The Opposite of Chaos
by Marcina Zaccaria
Michael Fox is a freelance journalist, translator, radio reporter, and documentary filmmaker. In 2007, he founded Estreito Meios Productions as a means of telling stories that reveal desperation, indignation, and hope through difficult times. After making Beyond Elections, Fox and his team developed Crossing the American Crisis: From Collapse to Action, a feature-length documentary that takes us across the country amidst the economic collapse of 2008.
Crossing the American Crisis: From Collapse to Action sheds light on grassroots solutions found throughout the United States during the 2008 financial crisis. “We drove all around the country, out to California, and all the way back to the South, and we asked people what they thought,” said Fox.
Interviews from the film span two years and cover nearly 40 states, drawing from farmers, truck drivers, homeless people, workers, and immigrants. By revealing dreams in light of a disastrous economic breakdown, his documentaries are to create a debate or a discussion, and with relatives who were coal miners in Appalachia, Fox enjoyed sharing their stories of solidarity. Fox has lectured at Marymount Manhattan College, University of Maryland, International Action Center, The Brecht Forum, Black Sheep Books, and Hampshire College, among other places.
When Fox is traveling, he operates with a spare crew – mostly it is only he and Silvia Leindecker. “It’s been pretty much Silvia and I. On the first film, we had a little bit more help in terms of audio editing…it’s pretty much Silvia and I, and that includes shooting it and editing it and interviewing it and post production. It’s really spare, but in time of economic difficulties, it’s what you have to do.”
Fox and Leindecker get to travel quite frequently. Estreito Meois started in 2007 is an independent production company founded in 2007 and in South America. “Sylvia is from Brazil, I’m from the US, but we lived for the last six years in Latin America, so we were largely in Venezuela and also in Brazil. The connections are really amazing…what’s so exciting about Latin America is that people are creating alternatives and questioning the models that exist and really go deeper.”
When working on Crossing the American Crisis: From Collapse to Action, he found that, “It was a lot of hope in 2008, it didn’t matter if you weren’t there. Those perspectives really diverged. But the tea party movement, cut all government spending, prevent individual rights. In 2010, it was the year after Obama was in power. It was a change, it was the way that it was before, and the answers from the other organizations were in their own hands.”

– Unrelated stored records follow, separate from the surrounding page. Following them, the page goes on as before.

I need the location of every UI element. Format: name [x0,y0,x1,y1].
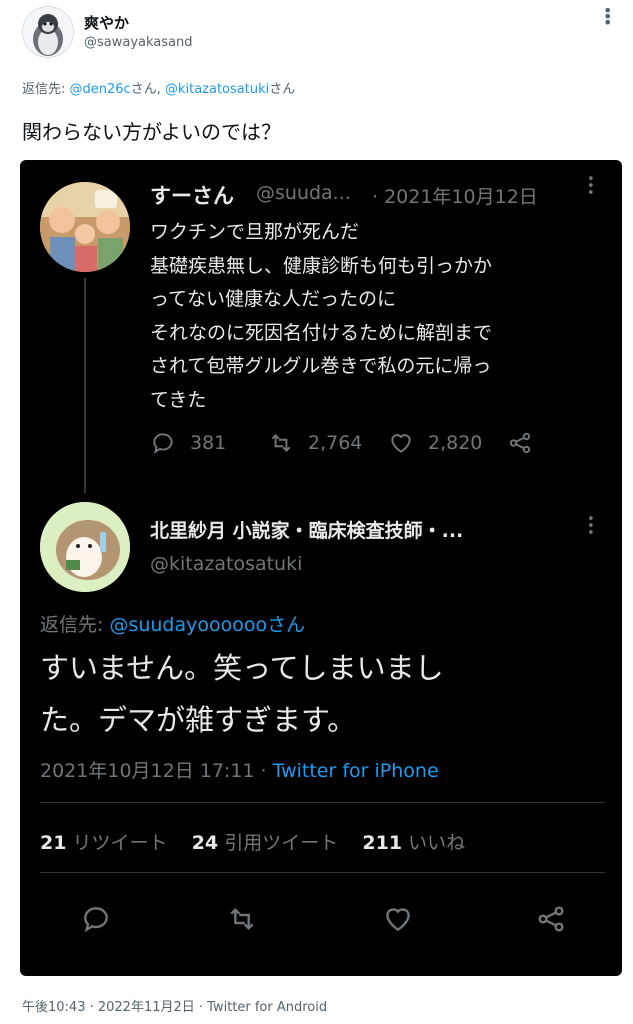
retweet-label[interactable]: リツイート [73,832,168,854]
reply-suffix: さん [267,614,306,636]
retweet-count: 2,764 [308,432,363,454]
reply-handle-link[interactable]: @den26c [70,82,131,97]
outer-tweet-footer: 午後10:43 · 2022年11月2日 · Twitter for Andro… [22,1000,328,1015]
main-tweet-timestamp[interactable]: 2021年10月12日 17:11 · [40,760,273,782]
reply-handle-link[interactable]: @suudayoooooo [109,614,267,636]
main-reply-to: 返信先: @suudayooooooさん [40,610,305,637]
retweet-count-button[interactable]: 2,764 [268,430,362,456]
main-tweet-line: た。デマが雑すぎます。 [40,703,357,737]
first-tweet-line: 基礎疾患無し、健康診断も何も引っかか [150,254,493,277]
share-icon [509,432,531,454]
more-icon[interactable]: • • • [603,3,612,31]
main-tweet-text: すいません。笑ってしまいまし た。デマが雑すぎます。 [40,642,444,746]
kitazato-avatar [40,502,130,592]
outer-avatar[interactable] [22,6,74,58]
reply-prefix: 返信先: [40,614,110,636]
like-count-button[interactable]: 2,820 [388,430,482,456]
first-tweet-date[interactable]: · 2021年10月12日 [372,182,538,209]
like-label[interactable]: いいね [408,832,465,854]
retweet-icon [271,434,291,452]
penguin-avatar-image [23,7,73,57]
retweet-total[interactable]: 21 [40,832,66,854]
family-photo-avatar-image [40,182,130,272]
first-tweet-line: ワクチンで旦那が死んだ [150,221,360,243]
like-count: 2,820 [428,432,483,454]
reply-suffix: さん [269,82,296,97]
main-tweet-source[interactable]: Twitter for iPhone [273,760,439,782]
share-button[interactable] [507,430,533,456]
first-tweet-text: ワクチンで旦那が死んだ 基礎疾患無し、健康診断も何も引っかか ってない健康な人だ… [150,216,492,418]
first-tweet-line: ってない健康な人だったのに [150,288,397,311]
more-icon[interactable]: • • • [587,513,595,540]
reply-suffix: さん, [130,82,165,97]
outer-tweet-text: 関わらない方がよいのでは？ [22,120,281,144]
thread-connector-line [84,278,86,493]
divider [40,802,605,803]
reply-count: 381 [190,432,227,454]
outer-reply-to: 返信先: @den26cさん, @kitazatosatukiさん [22,78,295,97]
share-icon[interactable] [535,903,567,935]
first-tweet-line: てきた [150,388,207,411]
main-tweet-name[interactable]: 北里紗月 小説家・臨床検査技師・... [150,516,463,543]
first-tweet-handle[interactable]: @suuda... [256,182,351,204]
more-icon[interactable]: • • • [587,173,595,200]
reply-count-button[interactable]: 381 [150,430,226,456]
outer-author-name[interactable]: 爽やか [84,12,129,33]
like-icon [391,434,411,453]
reply-handle-link[interactable]: @kitazatosatuki [165,82,269,97]
main-tweet-line: すいません。笑ってしまいまし [40,651,444,685]
suusan-avatar [40,182,130,272]
quote-label[interactable]: 引用ツイート [224,832,338,854]
main-tweet-handle[interactable]: @kitazatosatuki [150,553,302,575]
reply-prefix: 返信先: [22,82,70,97]
first-tweet-line: それなのに死因名付けるために解剖まで [150,321,493,344]
main-tweet-meta: 2021年10月12日 17:11 · Twitter for iPhone [40,756,439,783]
like-total[interactable]: 211 [362,832,402,854]
divider [40,872,605,873]
retweet-icon[interactable] [226,903,258,935]
first-tweet-line: されて包帯グルグル巻きで私の元に帰っ [150,355,492,378]
quote-total[interactable]: 24 [192,832,218,854]
like-icon[interactable] [382,903,414,935]
engagement-stats: 21 リツイート 24 引用ツイート 211 いいね [40,828,465,855]
outer-author-handle[interactable]: @sawayakasand [84,35,193,50]
embedded-tweet-screenshot: すーさん @suuda... · 2021年10月12日 • • • ワクチンで旦那… [20,160,622,976]
reply-icon[interactable] [80,903,112,935]
hedgehog-avatar-image [40,502,130,592]
reply-icon [153,433,173,454]
first-tweet-name[interactable]: すーさん [150,180,234,210]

In 2008, we were in the States with our first democracy in the States that was called Beyond Elections which was about participatory democracy in Latin America, especially participatory budgeting in Brazil which is exciting it’s just starting here.” He looks at how local experiences of participatory democracy, how people are engaging in local government.
“We have a lot to learn from so many other people, and at the same time, abroad, people have so much to learn from the US and that was part of what we were trying to tell. Outside of the United States, so few people actually understand what is happening within this country. We made this documentary for the United States public, but we also made it abroad for the communities all around the world that they think still that the streets are paved with gold in NY.”
With the freedom to translate his US and Latin American readers, Fox is an Associate Editor at NACLA, a 45 year old bi-monthly magazine and it came out of the new left student movement of the time, and it started to ask questions, like why does the United States work with the Dominican Republic. What did we invade Guatemala in 1954, and it was an outlet really focused academically, really focused scholarly about diplomatic relations abroad. We focused a lot on social movements on leftist policies. It focused on the solidarity movement from the 1980s. There is a website with photo essays, blogs, video, and radio essays.
One of Fox and Leindecker, their favorite places to work is Venezuela. He is the author of a book called Venezuela Speaks!: Voices From the Grassroots. “We usually think of human rights of political and civil, and when we talk about human rights, we talk about Ghana or we talk about Venezuela, or anywhere that is not the United States. We have a human rights crisis, in terms of jobs, in terms of housing or in terms of healthcare … the first draft of the documentary, it was there, but it wasn’t highlighted. After reviewing it and reviewing and looking at it, we thought, this is really, really deep. Obviously, there are a lot of organizations including many of the people that we interviewed whether it was in Poverty Initiative or United Workers or Media Mobilizing Project, Vermont Workers Center that all talk about the human rights framework, and they are all pushing to build a movement lead by the poor to end poverty, and right, that makes sense, it’s empowering.”
As a filmmaker, he looks at alternatives that might be forming as an option to collapsing into chaos. Of course, like so many filmmakers participating in the festival, he finds so much unsettling about chaos. In Crossing the American Crisis: From Collapse to Action, we find that the solutions are in the hands of the people. “To come together, to know that you’re not always right, and how long in this country has that not happened. We have these barriers, these walls that block us from each other,” Fox said.